Bankers familiar with Cheniere's bank financings are tempted to say, for obvious reasons, that if Cheniere had stuck within the guidelines they laid down it would not be seeking buyers for the project. Credit Suisse, as a provider of high-priced capital to growth energy companies on the way up and down, has so far stuck to a script that will be familiar from its work during Calpine's rise and fall.

Cheniere is now trying to reduce the amount of cash that it has tied up in its marketing operations, including reducing staff numbers, winding down marketing positions and trying to extricate itself from the five-year ship charters it has signed. It has also, in effect, assigned the capacity at Sabine Pass that it controls to another gas marketing company, which it has not identified.

Given Cheniere's lack of control over the Sabine Pass capacity, as well as its multiple financings, buyers have reportedly struggled to assign a value to Cheniere's 90% interest in the terminal. Cheniere's unrestricted access to cash, which stood at $141 million at the end of March, was down just over 50% on the end of 2007. Another national oil company with an eye on the American market would be the most likely buyer for Sabine Pass.

Northern exposure

The best candidate, however, now has its sights set further north. While Gulf Coast developers tend to highlight their excellent access to gas pipelines that serve the Northeast, terminals closer to the demand centres of this region have been extremely attractive to shippers. Gazprom, for instance, has settled upon Quebec as the location for its first serious foray into the US.

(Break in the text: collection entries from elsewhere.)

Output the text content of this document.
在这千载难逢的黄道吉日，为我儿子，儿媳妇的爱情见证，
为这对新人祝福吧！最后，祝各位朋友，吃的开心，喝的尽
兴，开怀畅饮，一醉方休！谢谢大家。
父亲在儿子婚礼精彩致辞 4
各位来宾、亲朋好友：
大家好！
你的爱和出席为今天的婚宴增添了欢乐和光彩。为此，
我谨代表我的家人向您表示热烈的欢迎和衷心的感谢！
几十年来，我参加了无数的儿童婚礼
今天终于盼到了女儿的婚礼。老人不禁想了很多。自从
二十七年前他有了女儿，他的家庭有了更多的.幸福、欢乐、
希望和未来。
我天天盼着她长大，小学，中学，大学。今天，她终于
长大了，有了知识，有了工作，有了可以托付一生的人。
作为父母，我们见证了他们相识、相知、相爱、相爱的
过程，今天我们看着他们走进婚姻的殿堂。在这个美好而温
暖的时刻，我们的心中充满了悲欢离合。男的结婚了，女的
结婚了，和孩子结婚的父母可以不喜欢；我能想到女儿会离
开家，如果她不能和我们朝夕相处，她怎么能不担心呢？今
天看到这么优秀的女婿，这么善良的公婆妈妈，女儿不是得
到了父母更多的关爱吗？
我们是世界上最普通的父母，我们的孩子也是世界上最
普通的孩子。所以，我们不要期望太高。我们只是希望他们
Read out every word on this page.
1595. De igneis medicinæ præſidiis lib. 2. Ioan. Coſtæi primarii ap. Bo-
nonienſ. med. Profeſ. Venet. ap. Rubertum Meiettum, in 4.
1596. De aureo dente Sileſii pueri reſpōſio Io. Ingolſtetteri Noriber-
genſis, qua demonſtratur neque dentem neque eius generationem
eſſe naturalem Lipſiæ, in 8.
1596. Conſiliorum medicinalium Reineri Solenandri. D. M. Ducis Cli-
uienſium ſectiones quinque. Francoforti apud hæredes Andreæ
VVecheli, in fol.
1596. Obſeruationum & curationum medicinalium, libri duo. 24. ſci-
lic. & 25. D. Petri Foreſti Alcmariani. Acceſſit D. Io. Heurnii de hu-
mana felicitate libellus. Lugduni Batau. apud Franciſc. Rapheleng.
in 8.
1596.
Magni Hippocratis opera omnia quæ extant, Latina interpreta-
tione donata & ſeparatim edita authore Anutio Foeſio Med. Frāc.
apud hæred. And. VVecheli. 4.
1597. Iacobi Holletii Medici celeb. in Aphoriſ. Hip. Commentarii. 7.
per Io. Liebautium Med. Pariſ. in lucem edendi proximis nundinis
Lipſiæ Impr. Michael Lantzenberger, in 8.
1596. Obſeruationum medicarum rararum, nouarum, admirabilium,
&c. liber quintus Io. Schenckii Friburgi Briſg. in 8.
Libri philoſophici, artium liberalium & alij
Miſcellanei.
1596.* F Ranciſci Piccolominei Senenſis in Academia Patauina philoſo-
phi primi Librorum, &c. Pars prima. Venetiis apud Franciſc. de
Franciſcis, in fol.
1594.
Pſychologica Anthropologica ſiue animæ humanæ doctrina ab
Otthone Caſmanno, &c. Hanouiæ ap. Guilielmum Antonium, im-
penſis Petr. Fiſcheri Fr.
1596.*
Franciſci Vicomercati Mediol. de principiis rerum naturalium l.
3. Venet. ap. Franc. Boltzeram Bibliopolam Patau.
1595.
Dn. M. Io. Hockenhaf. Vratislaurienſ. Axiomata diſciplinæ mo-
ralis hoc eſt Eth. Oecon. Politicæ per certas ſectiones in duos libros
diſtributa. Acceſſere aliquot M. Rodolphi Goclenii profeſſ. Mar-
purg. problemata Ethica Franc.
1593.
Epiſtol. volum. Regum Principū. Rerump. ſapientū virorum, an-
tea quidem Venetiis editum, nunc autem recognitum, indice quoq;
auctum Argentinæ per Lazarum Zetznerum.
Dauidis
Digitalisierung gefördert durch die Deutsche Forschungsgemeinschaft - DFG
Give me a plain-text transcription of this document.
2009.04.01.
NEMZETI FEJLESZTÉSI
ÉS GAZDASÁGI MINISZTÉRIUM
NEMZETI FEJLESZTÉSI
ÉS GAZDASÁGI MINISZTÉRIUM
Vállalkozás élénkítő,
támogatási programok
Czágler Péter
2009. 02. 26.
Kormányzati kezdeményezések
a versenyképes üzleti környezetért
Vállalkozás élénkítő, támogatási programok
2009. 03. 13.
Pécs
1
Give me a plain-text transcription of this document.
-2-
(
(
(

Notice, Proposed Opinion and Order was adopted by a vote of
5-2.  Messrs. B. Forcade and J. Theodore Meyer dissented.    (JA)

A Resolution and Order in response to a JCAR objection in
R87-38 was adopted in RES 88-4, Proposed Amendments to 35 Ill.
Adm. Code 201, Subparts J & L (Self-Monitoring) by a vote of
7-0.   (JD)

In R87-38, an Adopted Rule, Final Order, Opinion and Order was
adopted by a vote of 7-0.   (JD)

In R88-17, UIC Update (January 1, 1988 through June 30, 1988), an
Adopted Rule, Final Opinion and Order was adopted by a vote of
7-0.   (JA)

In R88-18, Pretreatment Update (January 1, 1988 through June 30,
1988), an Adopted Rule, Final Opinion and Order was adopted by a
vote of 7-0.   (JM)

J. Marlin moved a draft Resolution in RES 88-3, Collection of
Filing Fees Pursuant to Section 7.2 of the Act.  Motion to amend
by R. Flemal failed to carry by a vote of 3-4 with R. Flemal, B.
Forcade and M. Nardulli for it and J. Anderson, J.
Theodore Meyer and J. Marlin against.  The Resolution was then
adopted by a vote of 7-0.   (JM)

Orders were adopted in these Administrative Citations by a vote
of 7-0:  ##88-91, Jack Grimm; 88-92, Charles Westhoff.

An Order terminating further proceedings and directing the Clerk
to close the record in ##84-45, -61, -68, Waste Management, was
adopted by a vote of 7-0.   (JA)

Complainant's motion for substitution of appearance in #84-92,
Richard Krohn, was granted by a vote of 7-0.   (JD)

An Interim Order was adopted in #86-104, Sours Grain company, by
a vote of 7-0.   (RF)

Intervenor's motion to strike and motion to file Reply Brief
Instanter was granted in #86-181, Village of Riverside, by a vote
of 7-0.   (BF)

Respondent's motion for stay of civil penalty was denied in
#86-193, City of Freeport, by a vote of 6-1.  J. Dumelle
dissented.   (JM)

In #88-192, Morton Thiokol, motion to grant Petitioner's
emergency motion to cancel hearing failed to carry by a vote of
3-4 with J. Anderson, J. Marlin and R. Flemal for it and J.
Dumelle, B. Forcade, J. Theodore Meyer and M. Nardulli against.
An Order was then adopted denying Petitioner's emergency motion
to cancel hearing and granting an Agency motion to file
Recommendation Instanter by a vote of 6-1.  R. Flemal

It has signed a letter of intent to use 100% of the capacity of, and take an equity stake in, the Rabaska LNG terminal in Quebec. The developers are Gaz Metro, Quebec's gas distributor, Enbridge, which distributes gas in Eastern Ontario, and Gaz de France. US consumers are unlikely to benefit from the 500 million cubic-feet-per-day project, however.

Gazprom plans to supply the plant using gas from its Shtokman field, which is still some way off from becoming reality. For the last several years, Gazprom has tempted buyers before with gas from Shtokman, a challenging field in deep and cold waters, but has to date expended much greater time and effort in maintaining its dominance of European gas markets, and thus its neighbours' energy security, than pursuing ventures in the US.

The choice of the Quebec site, as well as its small capacity in comparison with the Gulf Coast terminals, is a reminder that Eastern Canada has been more fertile ground for developers that the Atlantic Coast of the US. The only financing for a new project on the Eastern coast of North America was the $756 million Canaport LNG financing, which Banco Santander, BBVA, BMO, La Caixa and Royal Bank of Scotland closed for Repsol and Irving Oil in November 2006.

It's easy to blame unfriendly permitting regimes for the difficulty that developers face in financing projects. TransCanada and Shell are appealing New York State's denial of a permit for their Broadwater LNG floating terminal in Long Island Sound, even though they already have an approval from the Federal Energy Regulatory Commission.

The two candidates for the Democratic nomination, Hillary Clinton and Barack Obama, floated the idea of taking away the FERC's power to approve terminals. They were hunting for votes in Oregon, where three terminal projects are under consideration, though Clinton, who was a force behind the Broadwater refusal, would be aware that local authorities still have a say in whether projects go forward.

But the FERC's map of proposed North American receiving terminals has barely changed in the last year, after a period of frenetic activity (for more on the map, see Project Finance's June 2005 issue). The US' promise of optionality has not been enough to overcome local opposition and a poor commercial rationale.